Post by Horned Gramma on Sept 21, 2014 12:57:16 GMT -5
Sufjan Stevens - The Age of Adz Sisyphus - S/T The Philistines Jr. - The Sinking of the S.S. Danehower Animal Collective - Sung Tongs Barenaked Ladies - Stunt Moxy Fruvous - Live Noise Hip Tanaka - The Sky is Smaller Than the Sea The Magnetic Fields - Love at the Bottom of the Sea Aimee Mann - Charmer David Lynch - The Big Dream Oneohtrix Point Never - R Plus Seven Camberwell Now - The Ghost Trade
Post by Horned Gramma on Sept 11, 2014 17:40:10 GMT -5
Harry Nilsson - A Little Touch of Schmilsson in the Night Harry Nilsson - Knnillssonn Harry Nilsson & John Lennon - Pussycats Radar Brothers - Eight R.E.M. - New Adventures in Hi-Fi R.E.M. - Monster R.E.M. - Collapse Into Now
Post by Horned Gramma on Sept 10, 2014 15:48:39 GMT -5
I should have been more clear about that. I'm talking about Radiohead's BIGGEST BAND IN THE WORLD status, which was handed off to them from U2 (and which Radiohead is in the process of handing off to Arcade Fire). Being the BIGGEST BAND IN THE WORLD creates expectation, and the only half-graceful way of dealing with that expectation is to stop making music that sounds like the music that earned you the title in the first place. Elsewise you will be criticized for being 'stagnant'.
Radiohead still has integrity, absolutely. And U2 absolutely does not. But at their peak, both were the gold standard. Both were the band that all of the other bands were trying desperately to sound like. I guess there were roughly five or six years after Zooropa and before OK Computer where R.E.M. filled the role, which is why radio rock in the early 90s was so jangly.
Post by Horned Gramma on Sept 10, 2014 14:59:23 GMT -5
Actually, let's be honest -- they are still essentially Radiohead. Or rather, Radiohead is essentially U2. Radiohead's fans know just as well as Radiohead does that they have put out their best album (and we can argue about whether it is OK Computer or Kid A another day). They had the initial sense not to try to top/duplicate it, but 'exploring new avenues' quickly devolved into resting on laurels.
U2 went through this exact thing after their milestone (and we can argue about whether it is The Joshua Tree or Achtung Baby another day). Their departure-from-form album (Zooropa) contained all of the seeds of what their worst tendencies would become (same is true of Kid A).

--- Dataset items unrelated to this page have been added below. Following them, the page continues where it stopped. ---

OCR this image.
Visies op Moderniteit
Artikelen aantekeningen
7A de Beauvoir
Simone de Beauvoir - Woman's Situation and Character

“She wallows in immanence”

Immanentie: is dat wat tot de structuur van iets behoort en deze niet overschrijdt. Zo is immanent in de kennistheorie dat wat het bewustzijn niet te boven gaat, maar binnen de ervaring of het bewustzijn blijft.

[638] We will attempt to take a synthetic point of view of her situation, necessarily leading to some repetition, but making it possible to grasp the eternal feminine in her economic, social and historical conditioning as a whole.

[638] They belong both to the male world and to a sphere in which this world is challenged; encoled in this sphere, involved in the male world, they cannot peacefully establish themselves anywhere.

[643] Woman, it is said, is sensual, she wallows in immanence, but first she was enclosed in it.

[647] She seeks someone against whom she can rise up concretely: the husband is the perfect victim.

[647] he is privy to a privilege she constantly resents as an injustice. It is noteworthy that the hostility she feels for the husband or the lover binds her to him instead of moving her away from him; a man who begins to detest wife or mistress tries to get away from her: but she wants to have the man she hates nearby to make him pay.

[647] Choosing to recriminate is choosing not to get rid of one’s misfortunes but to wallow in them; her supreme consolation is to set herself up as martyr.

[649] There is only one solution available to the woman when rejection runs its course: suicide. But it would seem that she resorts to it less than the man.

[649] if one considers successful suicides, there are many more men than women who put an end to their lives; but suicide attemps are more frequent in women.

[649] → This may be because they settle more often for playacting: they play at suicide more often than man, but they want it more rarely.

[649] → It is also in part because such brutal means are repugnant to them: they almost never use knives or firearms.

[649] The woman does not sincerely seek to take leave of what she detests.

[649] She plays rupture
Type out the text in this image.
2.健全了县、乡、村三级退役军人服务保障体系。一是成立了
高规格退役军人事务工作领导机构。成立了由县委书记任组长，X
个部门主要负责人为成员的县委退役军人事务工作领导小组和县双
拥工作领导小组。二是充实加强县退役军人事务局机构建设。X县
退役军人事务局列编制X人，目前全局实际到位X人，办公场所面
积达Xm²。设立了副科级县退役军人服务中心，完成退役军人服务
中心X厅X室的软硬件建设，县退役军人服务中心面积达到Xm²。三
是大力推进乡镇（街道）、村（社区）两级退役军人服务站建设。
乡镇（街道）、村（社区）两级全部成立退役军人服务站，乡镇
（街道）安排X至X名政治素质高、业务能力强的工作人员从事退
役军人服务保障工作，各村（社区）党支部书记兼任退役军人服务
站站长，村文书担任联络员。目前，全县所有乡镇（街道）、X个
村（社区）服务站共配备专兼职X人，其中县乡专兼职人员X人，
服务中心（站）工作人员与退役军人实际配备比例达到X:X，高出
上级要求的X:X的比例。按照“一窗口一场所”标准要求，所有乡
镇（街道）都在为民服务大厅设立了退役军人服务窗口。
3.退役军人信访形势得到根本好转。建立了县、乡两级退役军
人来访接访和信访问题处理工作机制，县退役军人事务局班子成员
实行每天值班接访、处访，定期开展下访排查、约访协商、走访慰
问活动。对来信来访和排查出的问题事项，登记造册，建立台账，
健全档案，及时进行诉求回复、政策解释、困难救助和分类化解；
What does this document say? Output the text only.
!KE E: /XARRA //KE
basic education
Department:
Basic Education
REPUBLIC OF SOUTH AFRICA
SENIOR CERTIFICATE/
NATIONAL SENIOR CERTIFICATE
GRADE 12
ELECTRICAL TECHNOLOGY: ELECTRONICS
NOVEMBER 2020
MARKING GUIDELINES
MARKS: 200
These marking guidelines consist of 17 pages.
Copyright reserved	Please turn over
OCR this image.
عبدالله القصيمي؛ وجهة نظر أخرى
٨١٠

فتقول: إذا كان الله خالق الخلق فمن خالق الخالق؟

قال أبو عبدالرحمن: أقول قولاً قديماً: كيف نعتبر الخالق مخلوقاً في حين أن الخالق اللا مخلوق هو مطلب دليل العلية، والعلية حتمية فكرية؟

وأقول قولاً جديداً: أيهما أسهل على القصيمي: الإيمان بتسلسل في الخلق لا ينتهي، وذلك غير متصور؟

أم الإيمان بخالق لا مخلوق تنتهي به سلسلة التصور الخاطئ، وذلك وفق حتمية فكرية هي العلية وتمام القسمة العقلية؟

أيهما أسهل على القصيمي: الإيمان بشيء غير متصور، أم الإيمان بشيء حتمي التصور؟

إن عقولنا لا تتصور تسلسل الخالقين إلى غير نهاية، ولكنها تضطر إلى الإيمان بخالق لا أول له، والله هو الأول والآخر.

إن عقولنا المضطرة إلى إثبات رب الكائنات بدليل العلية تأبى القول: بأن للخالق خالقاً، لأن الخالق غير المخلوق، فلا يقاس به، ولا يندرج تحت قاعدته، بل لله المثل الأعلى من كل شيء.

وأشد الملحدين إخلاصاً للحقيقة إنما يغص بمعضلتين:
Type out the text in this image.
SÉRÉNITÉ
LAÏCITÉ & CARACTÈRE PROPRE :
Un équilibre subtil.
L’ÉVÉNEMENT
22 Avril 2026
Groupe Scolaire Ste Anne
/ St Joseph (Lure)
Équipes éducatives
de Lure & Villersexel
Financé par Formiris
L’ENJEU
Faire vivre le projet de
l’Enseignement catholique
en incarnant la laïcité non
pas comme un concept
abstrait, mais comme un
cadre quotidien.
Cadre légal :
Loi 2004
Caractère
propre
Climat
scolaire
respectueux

Post by Horned Gramma on Sept 10, 2014 14:52:48 GMT -5
Seriously do fuck Bono. In the nose.
It's really interesting to me, though, the disparity in overall opinion of U2 between people who became culturally aware in the late 1980s and people who became culturally aware in the early/mid 1990s. Nobody is going to argue that they aren't terrible, because they are terrible. Also insufferable. But U2 in the 1980s was a completely different thing -- just utterly completely fucking different. They had artistic integrity shooting out of their asses. And their material from the 80s was outstanding -- if you can manage to separate it from what they are now, which is damn near impossible anymore. Even for me, let alone for people who didn't experience the wave of culture that was The Joshua Tree.
I get and understand and absolutely agree with the generally accepted opinion of U2 as an institution -- just it's interesting to me that the fact that they were essentially Radiohead is fading from the collective consciousness.